The voice in Wolf, as at this lunch, is vintage Burroughs—wry, funny, pop-culture quick (at one point he quotes the opening scene of the movie Titanic to illustrate how memories, even decades later, can spring so freshly to mind), but also knowing and full of drama. “Writing for me is like breathing... breathing,” he says, adding that while it was perhaps his mother who gave him the tools to write, it was his father who was the “fuel.” And while he dreamed from childhood about “becoming an author,” he “never thought about the readers. And that, now, is what sustains me: someone walking up to me at a reading and connecting. That's why books are profound, more profound than just a product on a shelf in a mall that you can have a 10% discount card for.”

Still, as profound—or cathartic—as writing Wolf might have been, and however moving reading it might be for his fans, the book, thanks to Burroughs's buoyant voice, does not ever read like a screed. “I loved my father, there's no question about that,” Burroughs says, several times. And he says he knew, even as he dug into his memory and read the father's journals he discovered after his death, that that had always been the case. But he isn't sure that the feeling was returned.
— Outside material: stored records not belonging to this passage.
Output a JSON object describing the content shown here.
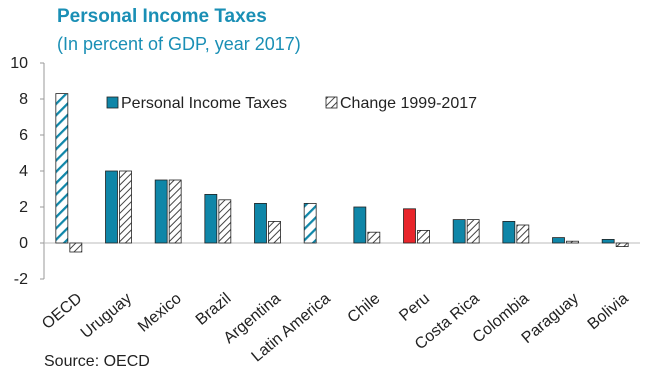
{
  "chart_data": {
    "type": "bar",
    "title": "Personal Income Taxes",
    "subtitle": "(In percent of GDP, year 2017)",
    "source": "Source: OECD",
    "categories": [
      "OECD",
      "Uruguay",
      "Mexico",
      "Brazil",
      "Argentina",
      "Latin America",
      "Chile",
      "Peru",
      "Costa Rica",
      "Colombia",
      "Paraguay",
      "Bolivia"
    ],
    "series": [
      {
        "name": "Personal Income Taxes",
        "values": [
          8.3,
          4.0,
          3.5,
          2.7,
          2.2,
          2.2,
          2.0,
          1.9,
          1.3,
          1.2,
          0.3,
          0.2
        ]
      },
      {
        "name": "Change 1999-2017",
        "values": [
          -0.5,
          4.0,
          3.5,
          2.4,
          1.2,
          null,
          0.6,
          0.7,
          1.3,
          1.0,
          0.1,
          -0.2
        ]
      }
    ],
    "ylim": [
      -2,
      10
    ],
    "yticks": [
      -2,
      0,
      2,
      4,
      6,
      8,
      10
    ],
    "legend_position": "top",
    "grid": false,
    "colors": {
      "primary": "#0f86a8",
      "highlight": "#e8252b",
      "hatch_fill": "#ffffff",
      "hatch_stroke": "#444444"
    },
    "highlight_category": "Peru",
    "hatched_blue_categories": [
      "OECD",
      "Latin America"
    ]
  }
}
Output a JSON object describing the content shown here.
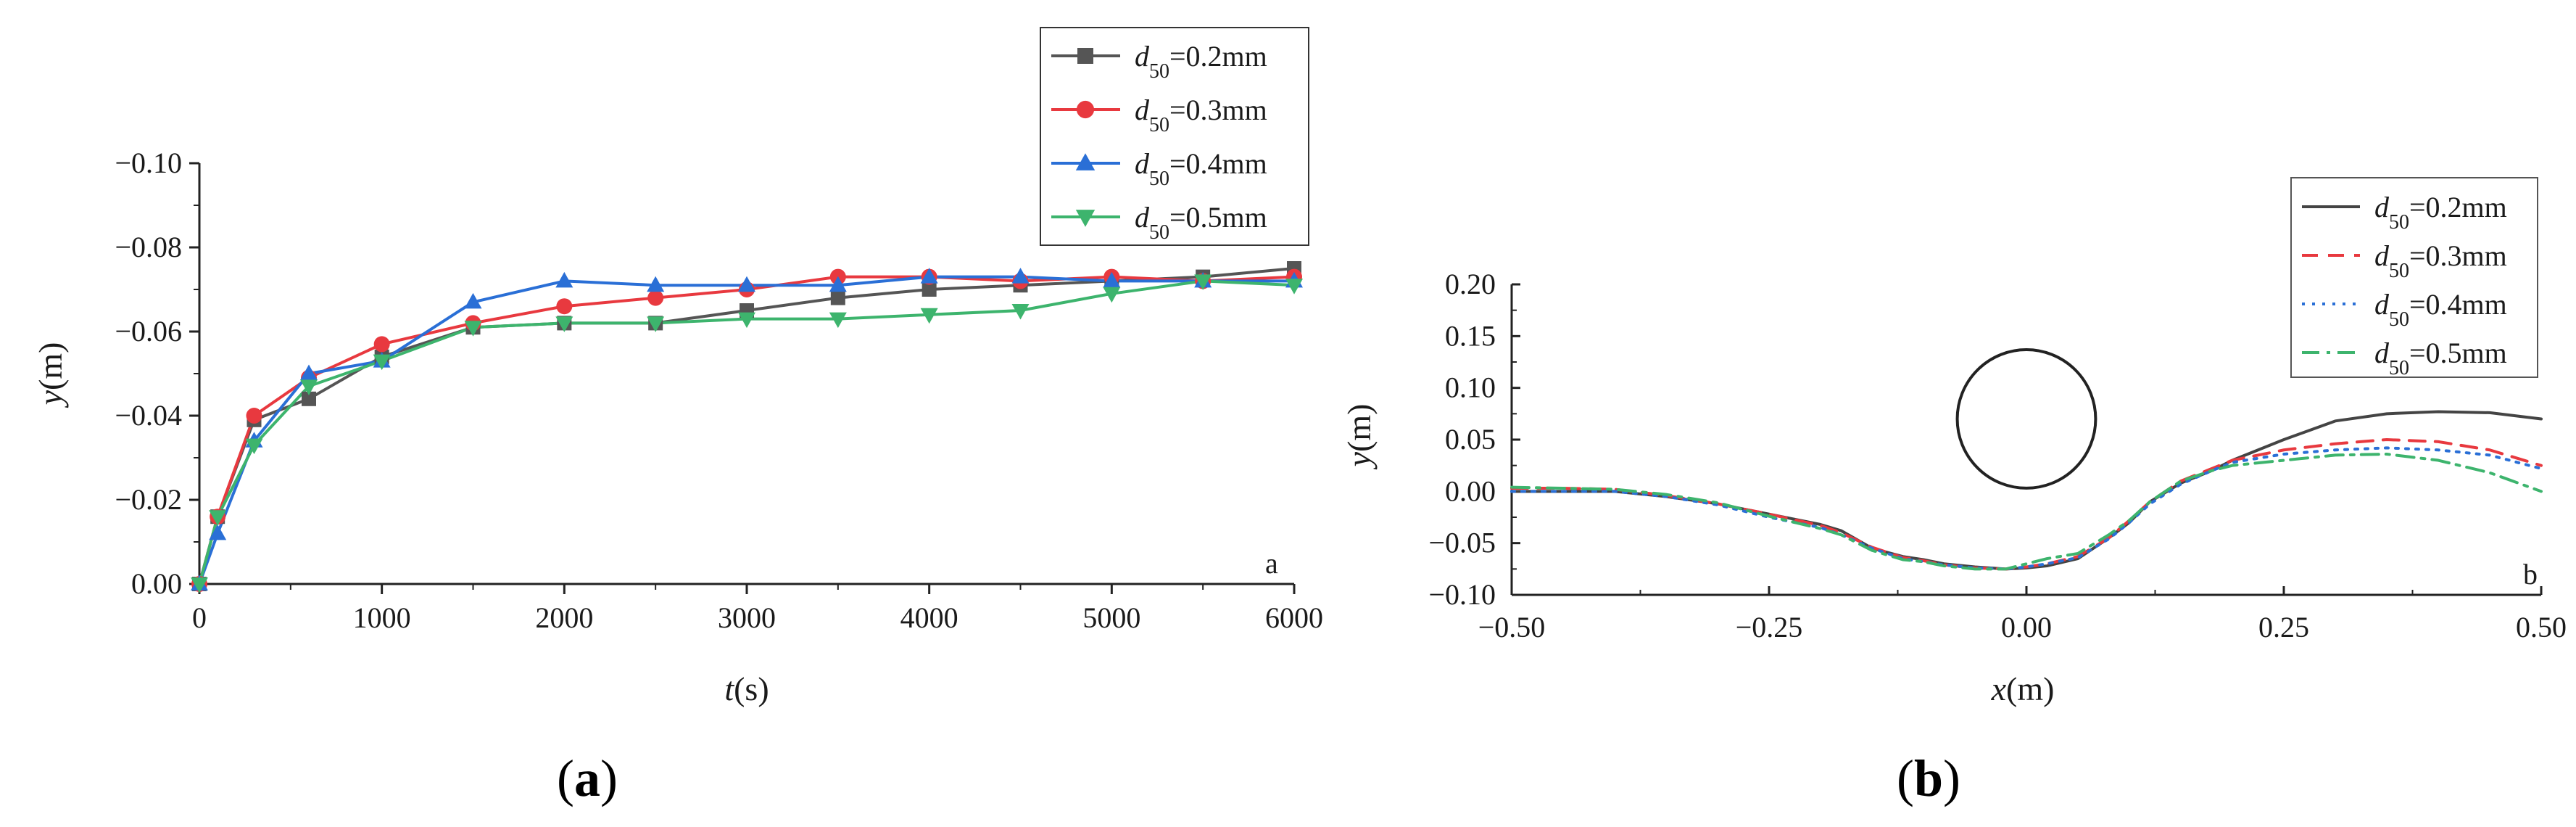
{
  "chart_data": [
    {
      "type": "line",
      "panel_label": "a",
      "caption": "(a)",
      "caption_letter": "a",
      "xlabel_var": "t",
      "xlabel_unit": "(s)",
      "ylabel_var": "y",
      "ylabel_unit": "(m)",
      "xlim": [
        0,
        6000
      ],
      "ylim": [
        0,
        -0.1
      ],
      "xticks": [
        0,
        1000,
        2000,
        3000,
        4000,
        5000,
        6000
      ],
      "xtick_labels": [
        "0",
        "1000",
        "2000",
        "3000",
        "4000",
        "5000",
        "6000"
      ],
      "yticks": [
        0,
        -0.02,
        -0.04,
        -0.06,
        -0.08,
        -0.1
      ],
      "ytick_labels": [
        "0.00",
        "−0.02",
        "−0.04",
        "−0.06",
        "−0.08",
        "−0.10"
      ],
      "legend_position": "top-right",
      "x": [
        0,
        100,
        300,
        600,
        1000,
        1500,
        2000,
        2500,
        3000,
        3500,
        4000,
        4500,
        5000,
        5500,
        6000
      ],
      "series": [
        {
          "name": "d50=0.2mm",
          "name_sub": "50",
          "name_rest": "=0.2mm",
          "color": "#555555",
          "marker": "square",
          "values": [
            0,
            -0.016,
            -0.039,
            -0.044,
            -0.054,
            -0.061,
            -0.062,
            -0.062,
            -0.065,
            -0.068,
            -0.07,
            -0.071,
            -0.072,
            -0.073,
            -0.075
          ]
        },
        {
          "name": "d50=0.3mm",
          "name_sub": "50",
          "name_rest": "=0.3mm",
          "color": "#e8393f",
          "marker": "circle",
          "values": [
            0,
            -0.016,
            -0.04,
            -0.049,
            -0.057,
            -0.062,
            -0.066,
            -0.068,
            -0.07,
            -0.073,
            -0.073,
            -0.072,
            -0.073,
            -0.072,
            -0.073
          ]
        },
        {
          "name": "d50=0.4mm",
          "name_sub": "50",
          "name_rest": "=0.4mm",
          "color": "#2a6fd6",
          "marker": "triangle-up",
          "values": [
            0,
            -0.012,
            -0.034,
            -0.05,
            -0.053,
            -0.067,
            -0.072,
            -0.071,
            -0.071,
            -0.071,
            -0.073,
            -0.073,
            -0.072,
            -0.072,
            -0.072
          ]
        },
        {
          "name": "d50=0.5mm",
          "name_sub": "50",
          "name_rest": "=0.5mm",
          "color": "#3db46d",
          "marker": "triangle-down",
          "values": [
            0,
            -0.016,
            -0.033,
            -0.047,
            -0.053,
            -0.061,
            -0.062,
            -0.062,
            -0.063,
            -0.063,
            -0.064,
            -0.065,
            -0.069,
            -0.072,
            -0.071
          ]
        }
      ]
    },
    {
      "type": "line",
      "panel_label": "b",
      "caption": "(b)",
      "caption_letter": "b",
      "xlabel_var": "x",
      "xlabel_unit": "(m)",
      "ylabel_var": "y",
      "ylabel_unit": "(m)",
      "xlim": [
        -0.5,
        0.5
      ],
      "ylim": [
        -0.1,
        0.2
      ],
      "xticks": [
        -0.5,
        -0.25,
        0,
        0.25,
        0.5
      ],
      "xtick_labels": [
        "−0.50",
        "−0.25",
        "0.00",
        "0.25",
        "0.50"
      ],
      "yticks": [
        -0.1,
        -0.05,
        0,
        0.05,
        0.1,
        0.15,
        0.2
      ],
      "ytick_labels": [
        "−0.10",
        "−0.05",
        "0.00",
        "0.05",
        "0.10",
        "0.15",
        "0.20"
      ],
      "legend_position": "top-right",
      "annotation": "circular pipe centered at x=0.00, y=0.07, diameter ~0.14",
      "pipe": {
        "cx": 0.0,
        "cy": 0.07,
        "r": 0.07
      },
      "x": [
        -0.5,
        -0.45,
        -0.4,
        -0.35,
        -0.3,
        -0.25,
        -0.2,
        -0.18,
        -0.15,
        -0.12,
        -0.1,
        -0.08,
        -0.05,
        -0.02,
        0,
        0.02,
        0.05,
        0.08,
        0.1,
        0.12,
        0.15,
        0.18,
        0.2,
        0.25,
        0.3,
        0.35,
        0.4,
        0.45,
        0.5
      ],
      "series": [
        {
          "name": "d50=0.2mm",
          "name_sub": "50",
          "name_rest": "=0.2mm",
          "color": "#444444",
          "dash": "solid",
          "values": [
            0.0,
            0.0,
            0.0,
            -0.005,
            -0.012,
            -0.022,
            -0.032,
            -0.038,
            -0.055,
            -0.063,
            -0.066,
            -0.07,
            -0.073,
            -0.075,
            -0.074,
            -0.072,
            -0.065,
            -0.045,
            -0.03,
            -0.01,
            0.008,
            0.02,
            0.03,
            0.05,
            0.068,
            0.075,
            0.077,
            0.076,
            0.07
          ]
        },
        {
          "name": "d50=0.3mm",
          "name_sub": "50",
          "name_rest": "=0.3mm",
          "color": "#e8393f",
          "dash": "dashed",
          "values": [
            0.003,
            0.003,
            0.002,
            -0.004,
            -0.012,
            -0.022,
            -0.033,
            -0.04,
            -0.054,
            -0.064,
            -0.067,
            -0.071,
            -0.074,
            -0.075,
            -0.073,
            -0.07,
            -0.063,
            -0.045,
            -0.028,
            -0.01,
            0.01,
            0.022,
            0.03,
            0.04,
            0.046,
            0.05,
            0.048,
            0.04,
            0.025
          ]
        },
        {
          "name": "d50=0.4mm",
          "name_sub": "50",
          "name_rest": "=0.4mm",
          "color": "#2a6fd6",
          "dash": "dotted",
          "values": [
            0.0,
            0.0,
            0.0,
            -0.005,
            -0.013,
            -0.025,
            -0.035,
            -0.042,
            -0.055,
            -0.065,
            -0.068,
            -0.071,
            -0.074,
            -0.075,
            -0.073,
            -0.07,
            -0.064,
            -0.046,
            -0.03,
            -0.012,
            0.007,
            0.02,
            0.028,
            0.036,
            0.04,
            0.042,
            0.04,
            0.035,
            0.022
          ]
        },
        {
          "name": "d50=0.5mm",
          "name_sub": "50",
          "name_rest": "=0.5mm",
          "color": "#3db46d",
          "dash": "dashdot",
          "values": [
            0.004,
            0.003,
            0.002,
            -0.003,
            -0.011,
            -0.024,
            -0.036,
            -0.042,
            -0.057,
            -0.066,
            -0.068,
            -0.072,
            -0.075,
            -0.075,
            -0.07,
            -0.065,
            -0.06,
            -0.042,
            -0.028,
            -0.01,
            0.01,
            0.02,
            0.025,
            0.03,
            0.035,
            0.036,
            0.03,
            0.018,
            0.0
          ]
        }
      ]
    }
  ]
}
In a particularly moving epilogue, written in that trademark Burroughsian conversational style that belies the strong emotion underneath, Burroughs describes meeting a man who is just bursting with pride and love for his son, who is about to graduate from Harvard Medical School. “The love, this father's. For his son,” he writes. “It is completely overpowering.... Of course I know fathers love their sons. I have seen movies. I have watched TV. I get it.... But until this moment, I have not felt it. And now, I have. And it is not even mine.”